Per la scrittura del film, Brizé si è invece assicurato la collaborazione dello specialista del genere Olivier Gorce, con il quale ha lavorato al soggetto accumulando episodi di cronaca da rimettere in scena per ottenere altrettanti effetti di realtà (i metodi discutibili dei colloqui di lavoro, i direttori di supermercato che licenziano dipendenti alla minima insubordinazione pur di sfoltire il personale, i suicidi che ne conseguono) e raccontando prima la via crucis della ricerca di un lavoro da parte di Thierry e poi quella che deve affrontare una volta trovato un impiego. Entrambe strutturate in una serie di quadri sempre più umilianti per il protagonista (la scena d’apertura, un colloquio di lavoro sostenuto da casa via Skype, un incontro di selezione di gruppo in cui altri, giovani, candidati a un posto sono incoraggiati ad analizzare la sua postura e a criticarla), sono sempre più strazianti nella prima parte per dare più peso al dilemma morale che emerge nella seconda quando Thierry si ritrova dall’altra parte della barricata, responsabile della sicurezza di un ipermercato incaricato di perseguire i clienti e i colleghi colpevoli di piccoli furti di merci o di punti fedeltà.

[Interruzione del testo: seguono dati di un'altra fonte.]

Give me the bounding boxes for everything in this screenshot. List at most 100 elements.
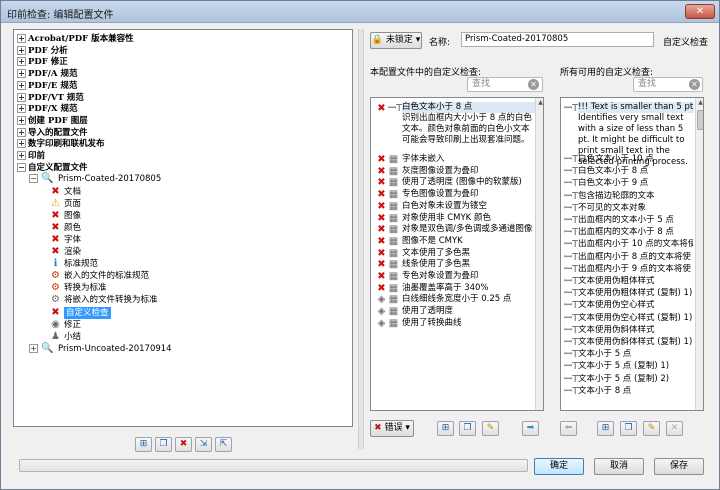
- tree-child-item[interactable]: ✖ 自定义检查: [14, 306, 344, 319]
- profile-check-item[interactable]: ✖ ▦ 油墨覆盖率高于 340%: [371, 283, 533, 294]
- available-check-item[interactable]: ꟷT 出血框内的文本小于 5 点: [561, 215, 693, 226]
- profile-check-item[interactable]: ✖ ▦ 使用了透明度 (图像中的软蒙版): [371, 177, 533, 188]
- available-check-item[interactable]: ꟷT 白色文本小于 8 点: [561, 166, 693, 177]
- tree-item[interactable]: + PDF/E 规范: [14, 80, 344, 92]
- tree-profile-uncoated[interactable]: + 🔍 Prism-Uncoated-20170914: [14, 343, 344, 355]
- profile-check-item[interactable]: ◈ ▦ 使用了转换曲线: [371, 318, 533, 329]
- profile-check-item[interactable]: ✖ ▦ 白色对象未设置为镂空: [371, 201, 533, 212]
- right-delete-button[interactable]: ✕: [666, 421, 683, 436]
- profile-check-item[interactable]: ✖ ▦ 专色图像设置为叠印: [371, 189, 533, 200]
- expand-icon[interactable]: +: [17, 115, 26, 125]
- left-add-button[interactable]: ⊞: [437, 421, 454, 436]
- expand-icon[interactable]: +: [17, 80, 26, 90]
- available-check-item[interactable]: ꟷT 文本使用伪斜体样式 (复制) 1): [561, 337, 693, 348]
- tree-duplicate-button[interactable]: ❐: [155, 437, 172, 452]
- lock-dropdown[interactable]: 🔒 未锁定 ▾: [370, 32, 422, 49]
- expand-icon[interactable]: +: [17, 57, 26, 67]
- selected-check-label[interactable]: 白色文本小于 8 点: [402, 102, 538, 113]
- tree-child-item[interactable]: ⚙ 转换为标准: [14, 282, 344, 294]
- collapse-icon[interactable]: −: [29, 174, 38, 184]
- tree-delete-button[interactable]: ✖: [175, 437, 192, 452]
- scroll-up-arrow[interactable]: ▲: [696, 98, 703, 107]
- close-button[interactable]: ✕: [685, 4, 715, 19]
- panel-splitter[interactable]: [358, 29, 364, 449]
- available-check-item[interactable]: ꟷT 文本小于 5 点 (复制) 2): [561, 374, 693, 385]
- available-check-item[interactable]: ꟷT 出血框内小于 9 点的文本将使: [561, 264, 693, 275]
- expand-icon[interactable]: +: [17, 127, 26, 137]
- available-check-item[interactable]: ꟷT 文本使用伪空心样式 (复制) 1): [561, 313, 693, 324]
- available-check-item[interactable]: ꟷT 文本小于 5 点 (复制) 1): [561, 361, 693, 372]
- profile-check-item[interactable]: ◈ ▦ 白线细线条宽度小于 0.25 点: [371, 294, 533, 305]
- tree-item[interactable]: + 数字印刷和联机发布: [14, 138, 344, 150]
- right-add-button[interactable]: ⊞: [597, 421, 614, 436]
- profile-check-item[interactable]: ✖ ▦ 对象使用非 CMYK 颜色: [371, 213, 533, 224]
- severity-dropdown[interactable]: ✖ 错误 ▾: [370, 420, 414, 437]
- expand-icon[interactable]: +: [17, 104, 26, 114]
- left-duplicate-button[interactable]: ❐: [459, 421, 476, 436]
- clear-search-icon[interactable]: ✕: [689, 79, 700, 90]
- available-check-item[interactable]: ꟷT 文本使用伪粗体样式 (复制) 1): [561, 288, 693, 299]
- expand-icon[interactable]: +: [17, 45, 26, 55]
- tree-import-button[interactable]: ⇲: [195, 437, 212, 452]
- right-edit-button[interactable]: ✎: [643, 421, 660, 436]
- tree-child-item[interactable]: ✖ 字体: [14, 234, 344, 246]
- profile-check-item[interactable]: ✖ ▦ 字体未嵌入: [371, 154, 533, 165]
- tree-add-button[interactable]: ⊞: [135, 437, 152, 452]
- available-check-item[interactable]: ꟷT 白色文本小于 10 点: [561, 154, 693, 165]
- available-check-item[interactable]: ꟷT 白色文本小于 9 点: [561, 178, 693, 189]
- available-check-item[interactable]: ꟷT 出血框内的文本小于 8 点: [561, 227, 693, 238]
- tree-item[interactable]: + PDF 分析: [14, 45, 344, 57]
- tree-export-button[interactable]: ⇱: [215, 437, 232, 452]
- cancel-button[interactable]: 取消: [594, 458, 644, 475]
- profile-check-item[interactable]: ✖ ▦ 专色对象设置为叠印: [371, 271, 533, 282]
- tree-child-item[interactable]: ⚙ 将嵌入的文件转换为标准: [14, 294, 344, 306]
- expand-icon[interactable]: +: [17, 139, 26, 149]
- expand-icon[interactable]: +: [17, 34, 26, 43]
- available-check-item[interactable]: ꟷT 文本小于 8 点: [561, 386, 693, 397]
- available-check-item[interactable]: ꟷT 包含描边轮廓的文本: [561, 191, 693, 202]
- tree-item[interactable]: + Acrobat/PDF 版本兼容性: [14, 33, 344, 45]
- tree-item[interactable]: + PDF 修正: [14, 56, 344, 68]
- clear-search-icon[interactable]: ✕: [528, 79, 539, 90]
- right-duplicate-button[interactable]: ❐: [620, 421, 637, 436]
- available-check-item[interactable]: ꟷT 文本使用伪斜体样式: [561, 325, 693, 336]
- available-checks-scrollbar[interactable]: ▲: [695, 98, 703, 410]
- available-selected-label[interactable]: !!! Text is smaller than 5 pt: [578, 102, 694, 113]
- profile-check-item[interactable]: ✖ ▦ 文本使用了多色黑: [371, 248, 533, 259]
- tree-child-item[interactable]: ✖ 图像: [14, 210, 344, 222]
- tree-item[interactable]: + PDF/X 规范: [14, 103, 344, 115]
- tree-child-item[interactable]: ◉ 修正: [14, 319, 344, 331]
- profile-check-item[interactable]: ◈ ▦ 使用了透明度: [371, 306, 533, 317]
- available-check-item[interactable]: ꟷT 文本小于 5 点: [561, 349, 693, 360]
- tree-item[interactable]: + 印前: [14, 150, 344, 162]
- left-edit-button[interactable]: ✎: [482, 421, 499, 436]
- profile-checks-scrollbar[interactable]: ▲: [535, 98, 543, 410]
- profile-check-item[interactable]: ✖ ▦ 灰度图像设置为叠印: [371, 166, 533, 177]
- tree-child-item[interactable]: ⚙ 嵌入的文件的标准规范: [14, 270, 344, 282]
- tree-child-item[interactable]: ✖ 颜色: [14, 222, 344, 234]
- tree-profile-coated[interactable]: − 🔍 Prism-Coated-20170805: [14, 173, 344, 185]
- expand-icon[interactable]: +: [17, 151, 26, 160]
- move-right-button[interactable]: ➡: [522, 421, 539, 436]
- tree-item[interactable]: + 导入的配置文件: [14, 127, 344, 139]
- tree-item[interactable]: + 创建 PDF 图层: [14, 115, 344, 127]
- profile-name-input[interactable]: Prism-Coated-20170805: [461, 32, 654, 47]
- available-check-item[interactable]: ꟷT 不可见的文本对象: [561, 203, 693, 214]
- profile-check-item[interactable]: ✖ ▦ 图像不是 CMYK: [371, 236, 533, 247]
- tree-child-item[interactable]: ✖ 渲染: [14, 246, 344, 258]
- ok-button[interactable]: 确定: [534, 458, 584, 475]
- available-check-item[interactable]: ꟷT 文本使用伪粗体样式: [561, 276, 693, 287]
- profile-check-item[interactable]: ✖ ▦ 线条使用了多色黑: [371, 259, 533, 270]
- tree-child-item[interactable]: ℹ 标准规范: [14, 258, 344, 270]
- scroll-thumb[interactable]: [697, 110, 703, 130]
- move-left-button[interactable]: ⬅: [560, 421, 577, 436]
- profile-check-item[interactable]: ✖ ▦ 对象是双色调/多色调或多通道图像: [371, 224, 533, 235]
- available-check-item[interactable]: ꟷT 出血框内小于 8 点的文本将使: [561, 252, 693, 263]
- expand-icon[interactable]: +: [29, 343, 38, 353]
- available-check-item[interactable]: ꟷT 出血框内小于 10 点的文本将使: [561, 239, 693, 250]
- tree-child-item[interactable]: ✖ 文档: [14, 186, 344, 198]
- tree-item[interactable]: + PDF/VT 规范: [14, 92, 344, 104]
- tree-item[interactable]: − 自定义配置文件: [14, 162, 344, 174]
- expand-icon[interactable]: +: [17, 92, 26, 102]
- tree-item[interactable]: + PDF/A 规范: [14, 68, 344, 80]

Dal film emergono il ritratto di un uomo (il titolo di lavorazione del film era non a caso Un homme, il suo titolo internazionale è The Measure of a Man) e il problema della disumanità dei rapporti di lavoro nella società francese (e non solo) contemporanea. Il finale interroga lo spettatore stesso: chi non è contro tale sistema, ne è complice? Chi ancora spera di salvarsi individualmente, ne è ugualmente vittima? La forma scelta da Brizé può però risultare poco coinvolgente: la camera è molto passiva di fronte a ciò che narra, opprimente nei confronti del protagonista braccato da una violenza sociale di cui gli sfugge il senso, ma come lui sostanzialmente inerme… E se nell’ultima scena Thierry accenna un moto di rivolta, la sua presa di coscienza è filmata come una fuga di spalle da cui difficilmente potrà nascere una qualche soluzione più che individuale. Un rimprovero che non è stato risparmiato al film dalla critica militante, ma anche dai Cahiers du Cinema (n. 711) che a proposito del lavoro di Brizé hanno parlato di “hard discount du cinéma naturaliste à la française […]. Bien peu pour nourrir une œuvre de résistance, encore moins de combat”.

La Loi du marché di Stéphane Brizé, Francia 2015, 92′. In sala dal 29 ottobre 2015 (Academy Two).